In the more familiar Java approach each method is a new creation created out of whole cloth.  It might do any old thing it wants.   In this case freedom and creativity are to be considered bad things.  Each method must be examined line by line to see what it might be doing.  Lets look at a bit of open source code I’m actually currently debugging:

int to = readTimeout - clientCnxnSocket.getIdleRecv();
int timeToNextPing = (readTimeout / 2)  - clientCnxnSocket.getIdleSend();                       
if (timeToNextPing <= 0) {
            sendPing();
            clientCnxnSocket.updateLastSend();
 } else {
           if (timeToNextPing < to)
                     to = timeToNextPing;
}
clientCnxnSocket .doTransport(to);

After some period of study we can see that this code has two variables related to time outs: “to” and “readTimeOut”.  Based on the results of two “getIdle” calls we might send a ping, and then we mutate “to” in a couple of possible ways and then use it as a parameter to a socket call.  Further investigation reveals that “to” is the length of time the socket method may spend in a blocking “select” call.  Thus, “to” is related to how long we can block before sending another ping.

I’ve spent the last couple of hours trying to track down a bug in this system and the problem is that every single line is ontologically at the same level.  By that I mean that any of them could have or be a side effect, any could do something other than whats expected and the gestalt of what this code fragment intends can only be gleaned by close study.

I’ll assert that the following code does not suffer from those flaws:

if(timeToPing()) sendPing();
clientCnxnSocket(safeTimeToWaitForRead());

And that brings us to the humility side of the equation.  Its ok to write little one line functions that just do the one thing that their name implies.  TimeToPing is not a function you will put on your resume.  You will not proudly show it to your coworkers.   You will not tell your husband/wife/partner about the amazing bit of code you wrote today.  This one line function will sit there quietly, unnoticed…working.
If we have the humility to write simple functions and then have the courage to combine them into composite functions without extraneous scafolding and temporary mutable variables then we have a chance to achieve greatness…even in a legacy language.

To be sure, there are things that are trivial in Scala that simply can not be done in Java.  I know of no way to annotate a method to indicate that it does or doesn’t ever return null.   We recently changed such a method to never return null.   There is no way however to  find all the code that’s now unncessary.  Or assuming we had made the opposite change…to find the code that was not an NPE timebomb. [1]   

In Scala of course if your function might return a Foo but might return nothing you return an Option(Foo)…and function’s callers must deal with the Option(Foo) or they will not compile.  This isn’t fixed in Java 7, nor will it be fixed inJava’s 8, 9 or 10.  Null is just baked into the language.

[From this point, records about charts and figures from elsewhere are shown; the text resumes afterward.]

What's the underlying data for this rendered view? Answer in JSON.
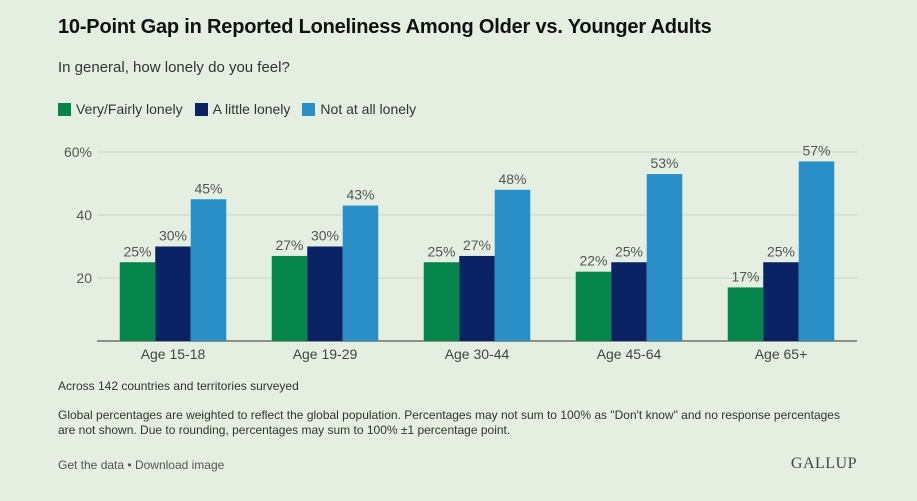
{
  "header": {
    "title": "10-Point Gap in Reported Loneliness Among Older vs. Younger Adults",
    "subtitle": "In general, how lonely do you feel?"
  },
  "legend": [
    {
      "label": "Very/Fairly lonely",
      "color": "#06854a"
    },
    {
      "label": "A little lonely",
      "color": "#0b2264"
    },
    {
      "label": "Not at all lonely",
      "color": "#2a8fc6"
    }
  ],
  "chart_data": {
    "type": "bar",
    "title": "10-Point Gap in Reported Loneliness Among Older vs. Younger Adults",
    "subtitle": "In general, how lonely do you feel?",
    "categories": [
      "Age 15-18",
      "Age 19-29",
      "Age 30-44",
      "Age 45-64",
      "Age 65+"
    ],
    "series": [
      {
        "name": "Very/Fairly lonely",
        "color": "#06854a",
        "values": [
          25,
          27,
          25,
          22,
          17
        ],
        "labels": [
          "25%",
          "27%",
          "25%",
          "22%",
          "17%"
        ]
      },
      {
        "name": "A little lonely",
        "color": "#0b2264",
        "values": [
          30,
          30,
          27,
          25,
          25
        ],
        "labels": [
          "30%",
          "30%",
          "27%",
          "25%",
          "25%"
        ]
      },
      {
        "name": "Not at all lonely",
        "color": "#2a8fc6",
        "values": [
          45,
          43,
          48,
          53,
          57
        ],
        "labels": [
          "45%",
          "43%",
          "48%",
          "53%",
          "57%"
        ]
      }
    ],
    "ylim": [
      0,
      60
    ],
    "yticks": [
      20,
      40,
      60
    ],
    "ytick_labels": [
      "20",
      "40",
      "60%"
    ],
    "grid": true,
    "legend_position": "top-left"
  },
  "notes": {
    "scope": "Across 142 countries and territories surveyed",
    "methodology": "Global percentages are weighted to reflect the global population. Percentages may not sum to 100% as \"Don't know\" and no response percentages are not shown. Due to rounding, percentages may sum to 100% ±1 percentage point."
  },
  "footer": {
    "get_data": "Get the data",
    "separator": "•",
    "download": "Download image",
    "brand": "GALLUP"
  }
}
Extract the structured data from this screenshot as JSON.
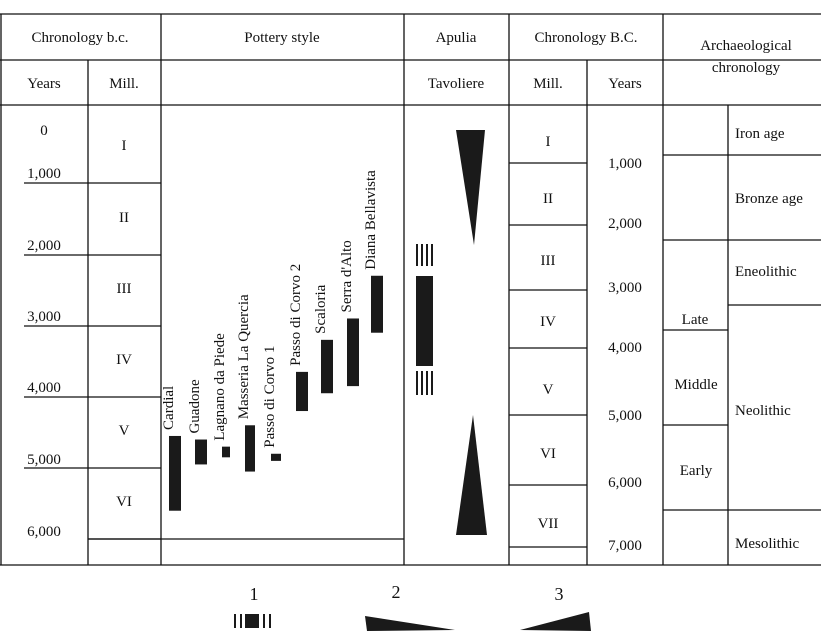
{
  "headers": {
    "chronology_bc": "Chronology b.c.",
    "pottery_style": "Pottery style",
    "apulia": "Apulia",
    "chronology_BC": "Chronology B.C.",
    "archaeological_line1": "Archaeological",
    "archaeological_line2": "chronology",
    "years": "Years",
    "mill": "Mill.",
    "tavoliere": "Tavoliere",
    "mill2": "Mill.",
    "years2": "Years"
  },
  "left_years": [
    "0",
    "1,000",
    "2,000",
    "3,000",
    "4,000",
    "5,000",
    "6,000"
  ],
  "left_mill": [
    "I",
    "II",
    "III",
    "IV",
    "V",
    "VI"
  ],
  "pottery_styles": [
    {
      "name": "Cardial",
      "start": 4550,
      "end": 5600
    },
    {
      "name": "Guadone",
      "start": 4600,
      "end": 4950
    },
    {
      "name": "Lagnano da Piede",
      "start": 4700,
      "end": 4850
    },
    {
      "name": "Masseria La Quercia",
      "start": 4400,
      "end": 5050
    },
    {
      "name": "Passo di Corvo 1",
      "start": 4800,
      "end": 4900
    },
    {
      "name": "Passo di Corvo 2",
      "start": 3650,
      "end": 4200
    },
    {
      "name": "Scaloria",
      "start": 3200,
      "end": 3950
    },
    {
      "name": "Serra d'Alto",
      "start": 2900,
      "end": 3850
    },
    {
      "name": "Diana Bellavista",
      "start": 2300,
      "end": 3100
    }
  ],
  "right_mill": [
    "I",
    "II",
    "III",
    "IV",
    "V",
    "VI",
    "VII"
  ],
  "right_years": [
    "1,000",
    "2,000",
    "3,000",
    "4,000",
    "5,000",
    "6,000",
    "7,000"
  ],
  "sub_periods": [
    "Late",
    "Middle",
    "Early"
  ],
  "periods": [
    "Iron age",
    "Bronze age",
    "Eneolithic",
    "Neolithic",
    "Mesolithic"
  ],
  "legend": [
    "1",
    "2",
    "3"
  ],
  "colors": {
    "ink": "#111111",
    "bar": "#1a1a1a",
    "background": "#ffffff"
  }
}
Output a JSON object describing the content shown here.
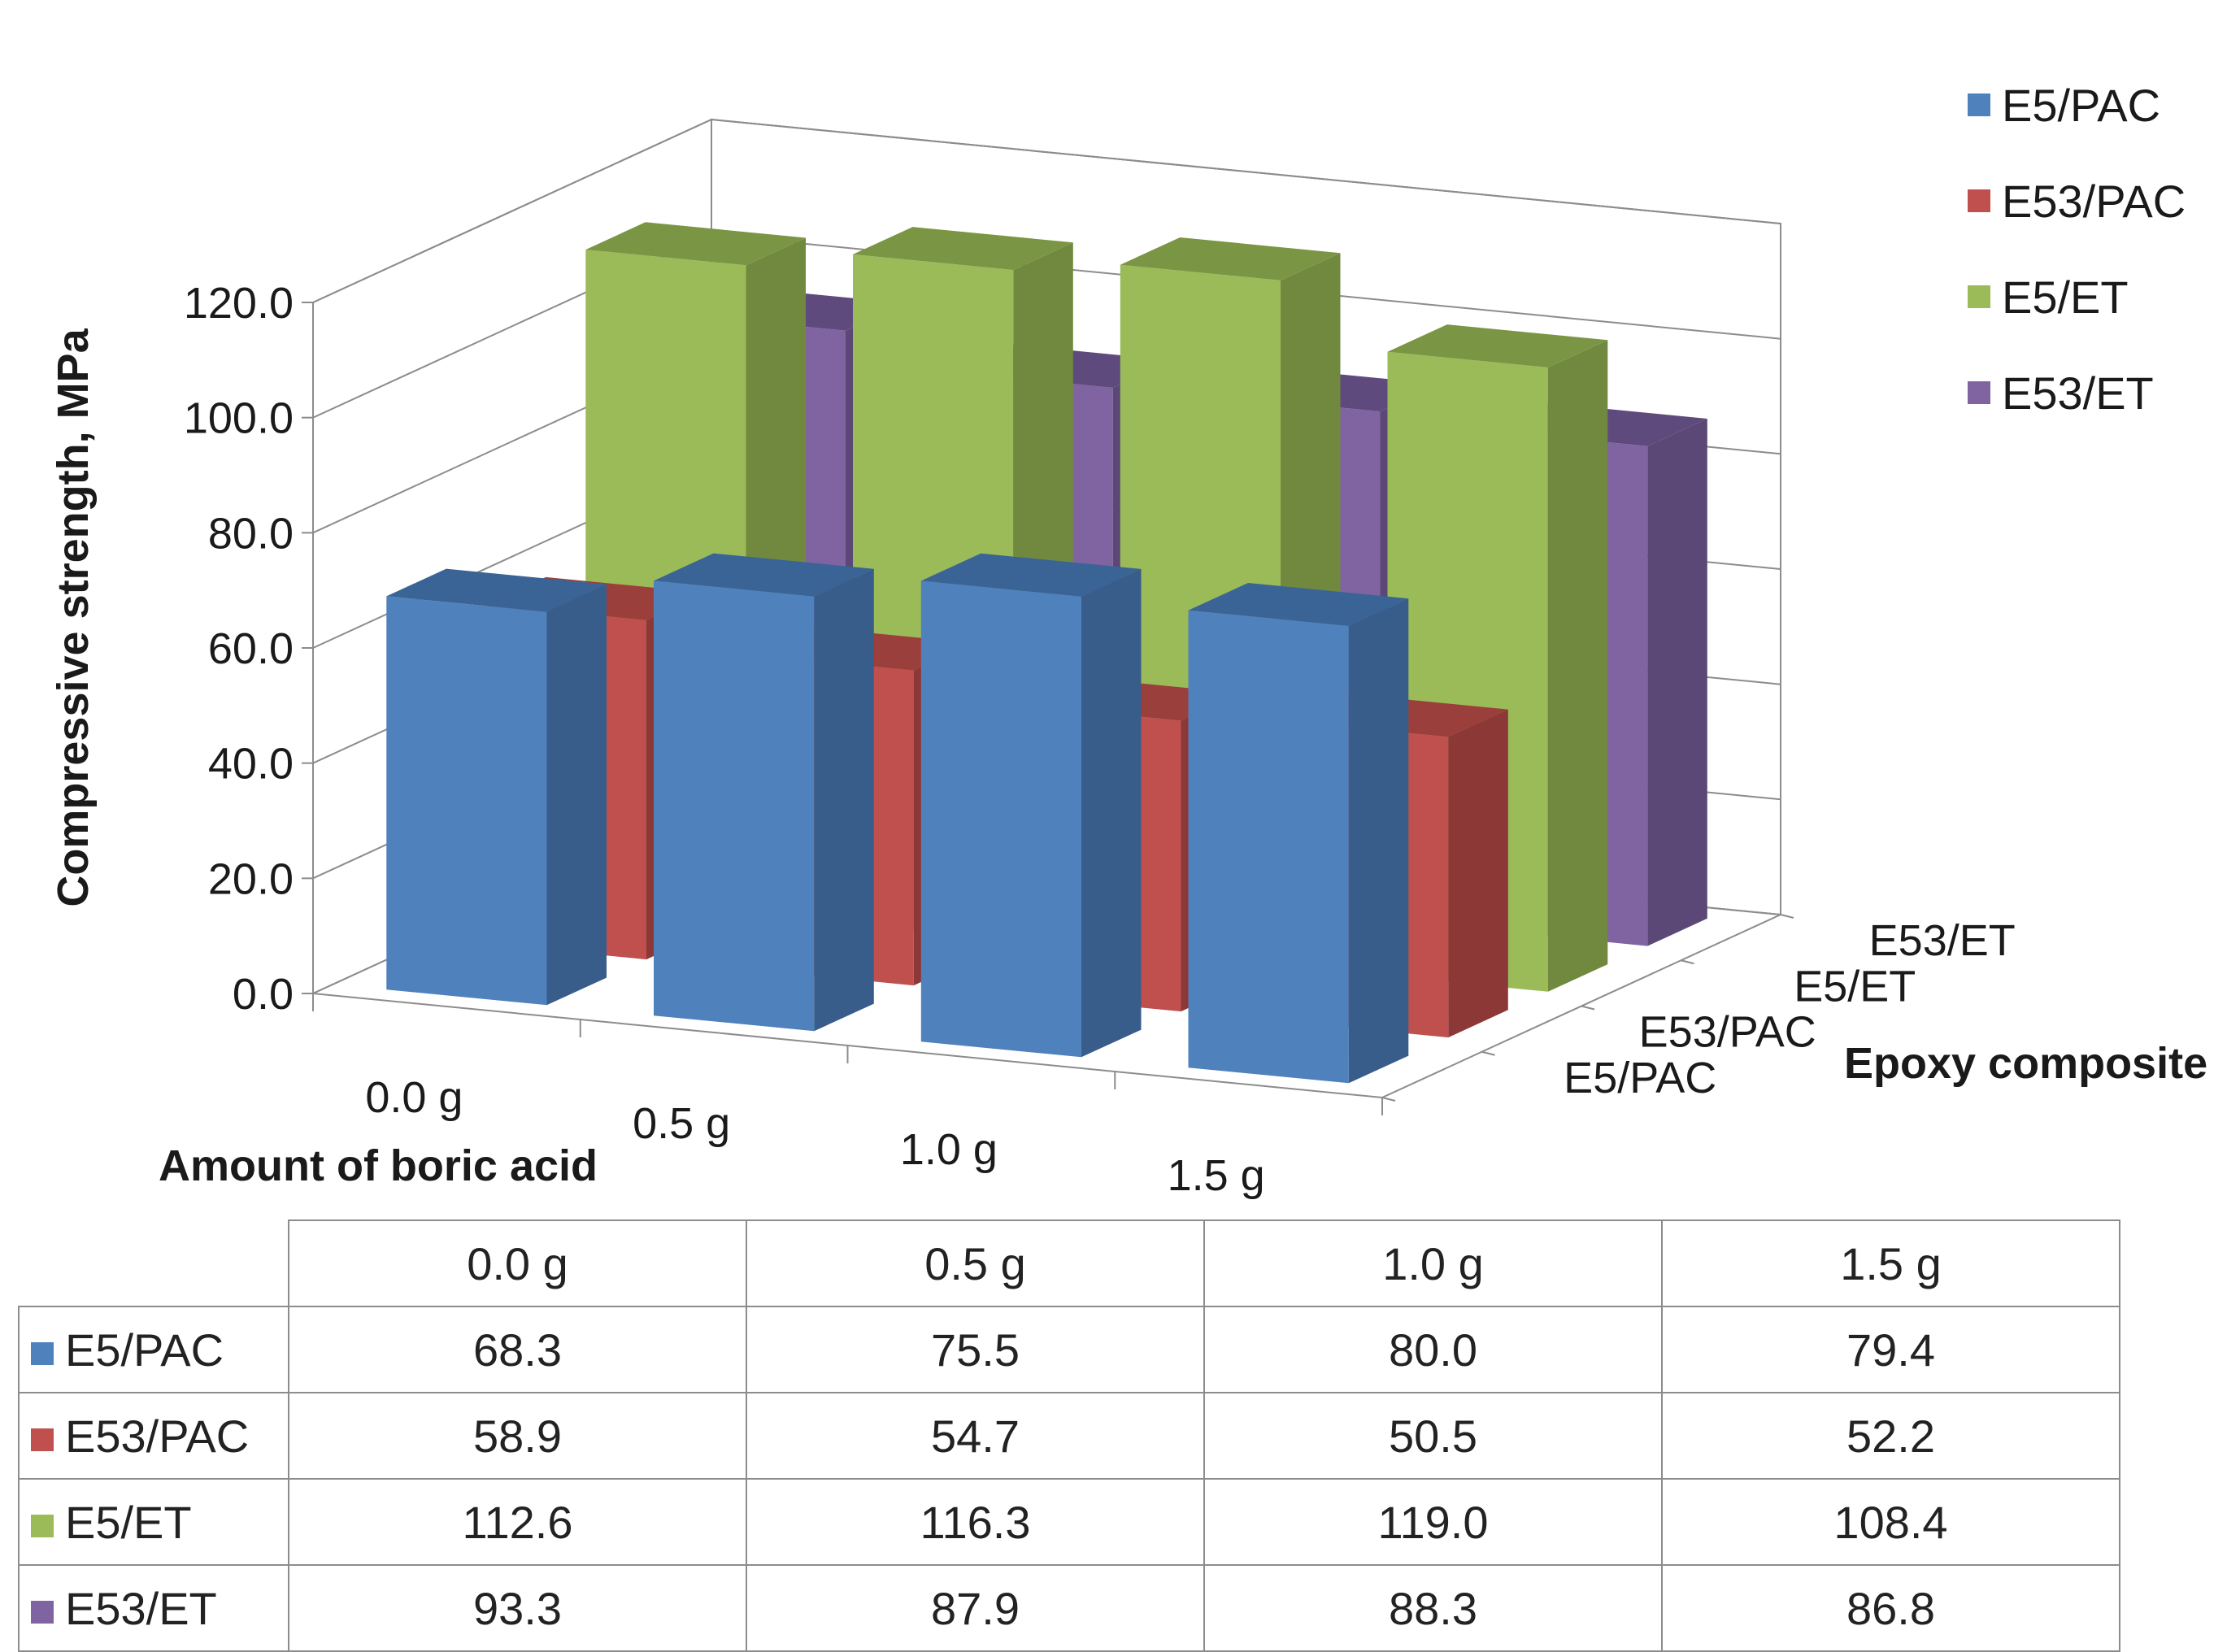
{
  "chart_data": {
    "type": "bar",
    "projection": "3d-column",
    "categories": [
      "0.0 g",
      "0.5 g",
      "1.0 g",
      "1.5 g"
    ],
    "series": [
      {
        "name": "E5/PAC",
        "values": [
          68.3,
          75.5,
          80.0,
          79.4
        ],
        "color": "#4f81bd",
        "side_color": "#385d8a",
        "top_color": "#3a6495"
      },
      {
        "name": "E53/PAC",
        "values": [
          58.9,
          54.7,
          50.5,
          52.2
        ],
        "color": "#c0504d",
        "side_color": "#8c3836",
        "top_color": "#9b3f3c"
      },
      {
        "name": "E5/ET",
        "values": [
          112.6,
          116.3,
          119.0,
          108.4
        ],
        "color": "#9bbb59",
        "side_color": "#71893f",
        "top_color": "#7a9645"
      },
      {
        "name": "E53/ET",
        "values": [
          93.3,
          87.9,
          88.3,
          86.8
        ],
        "color": "#8064a2",
        "side_color": "#5c4876",
        "top_color": "#5f4a7d"
      }
    ],
    "ylabel": "Compressive strength, MPa",
    "xlabel": "Amount of boric acid",
    "zlabel": "Epoxy composite",
    "ylim": [
      0,
      120
    ],
    "yticks": [
      "0.0",
      "20.0",
      "40.0",
      "60.0",
      "80.0",
      "100.0",
      "120.0"
    ],
    "legend_position": "top-right",
    "grid": true
  },
  "table": {
    "header": [
      "0.0 g",
      "0.5 g",
      "1.0 g",
      "1.5 g"
    ],
    "rows": [
      {
        "label": "E5/PAC",
        "values": [
          "68.3",
          "75.5",
          "80.0",
          "79.4"
        ]
      },
      {
        "label": "E53/PAC",
        "values": [
          "58.9",
          "54.7",
          "50.5",
          "52.2"
        ]
      },
      {
        "label": "E5/ET",
        "values": [
          "112.6",
          "116.3",
          "119.0",
          "108.4"
        ]
      },
      {
        "label": "E53/ET",
        "values": [
          "93.3",
          "87.9",
          "88.3",
          "86.8"
        ]
      }
    ]
  }
}
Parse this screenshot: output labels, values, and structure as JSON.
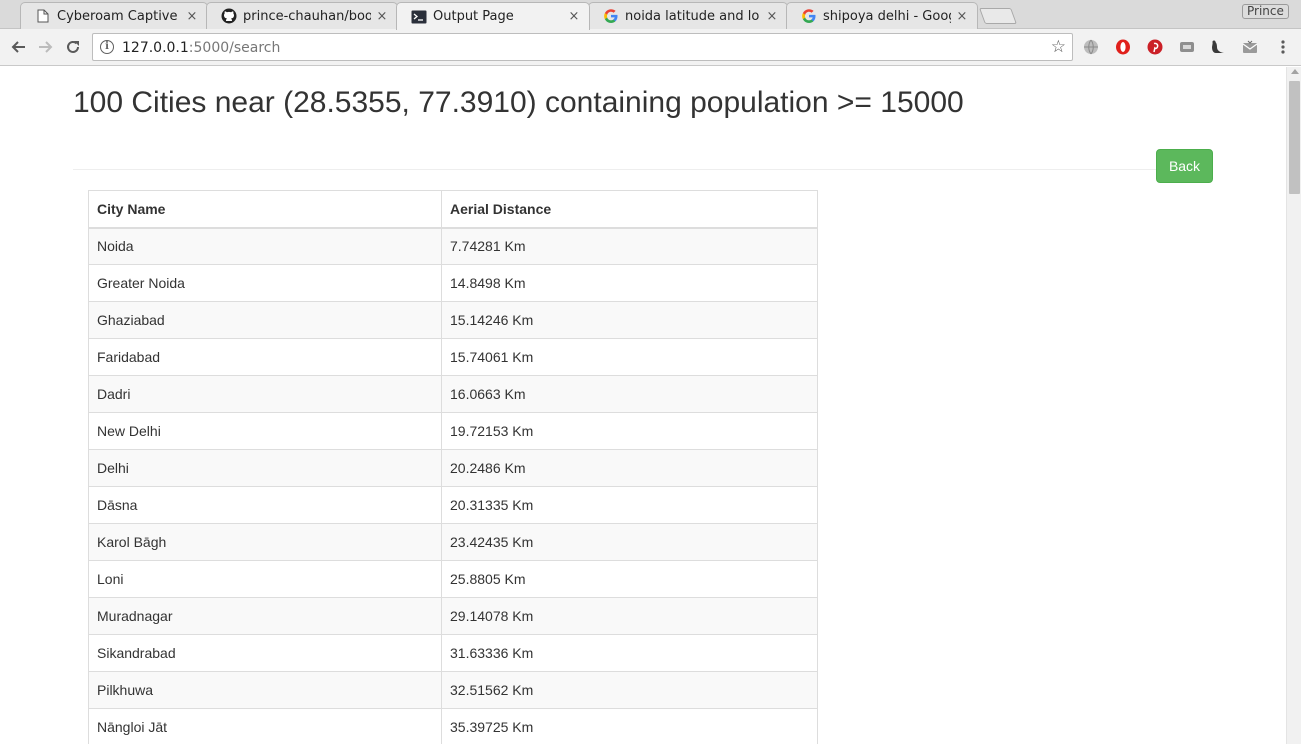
{
  "browser": {
    "tabs": [
      {
        "title": "Cyberoam Captive Po",
        "icon": "document-icon",
        "active": false
      },
      {
        "title": "prince-chauhan/book",
        "icon": "github-icon",
        "active": false
      },
      {
        "title": "Output Page",
        "icon": "terminal-icon",
        "active": true
      },
      {
        "title": "noida latitude and lo",
        "icon": "google-icon",
        "active": false
      },
      {
        "title": "shipoya delhi - Googl",
        "icon": "google-icon",
        "active": false
      }
    ],
    "close_glyph": "×",
    "profile_name": "Prince",
    "url_host": "127.0.0.1",
    "url_path": ":5000/search",
    "bookmark_glyph": "☆",
    "extensions": [
      "globe-icon",
      "opera-icon",
      "pinterest-icon",
      "cast-icon",
      "tool-icon",
      "mail-icon"
    ],
    "menu_icon": "kebab-menu-icon"
  },
  "page": {
    "title": "100 Cities near (28.5355, 77.3910) containing population >= 15000",
    "back_label": "Back",
    "columns": [
      "City Name",
      "Aerial Distance"
    ],
    "rows": [
      [
        "Noida",
        "7.74281 Km"
      ],
      [
        "Greater Noida",
        "14.8498 Km"
      ],
      [
        "Ghaziabad",
        "15.14246 Km"
      ],
      [
        "Faridabad",
        "15.74061 Km"
      ],
      [
        "Dadri",
        "16.0663 Km"
      ],
      [
        "New Delhi",
        "19.72153 Km"
      ],
      [
        "Delhi",
        "20.2486 Km"
      ],
      [
        "Dāsna",
        "20.31335 Km"
      ],
      [
        "Karol Bāgh",
        "23.42435 Km"
      ],
      [
        "Loni",
        "25.8805 Km"
      ],
      [
        "Muradnagar",
        "29.14078 Km"
      ],
      [
        "Sikandrabad",
        "31.63336 Km"
      ],
      [
        "Pilkhuwa",
        "32.51562 Km"
      ],
      [
        "Nāngloi Jāt",
        "35.39725 Km"
      ]
    ]
  },
  "colors": {
    "success_button": "#5cb85c",
    "text": "#333333",
    "table_border": "#dddddd",
    "stripe": "#f9f9f9"
  }
}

Java isn’t going to be “replaced” by any of the newer languages.  It will continue to lose market share but will command a large segment of the market for the foreseeable future.  Its also clear that Java will continue to evolve and will over time gain missing features such as lamda expressions and better package structure.  Other things like null and the Generics system are likely to be with us to the bitter end.    For good or bad erasures and generics are part of the language now and forever.  Java 8 sprinkles a bit of syntactic sugar allowing the second repeat of the type to be omitted as in:
HashMap myHashMap = new HashMap<>();
but that’s a fairly trivial improvement in this age of modern type inference languages.

What this means is that engineers working with Java need to do the best they can with a 15 year old language.  Courage and Humility can help with that. 



[1] Yes, we could use PMD but that just points out that there is no support for such things in the language itself.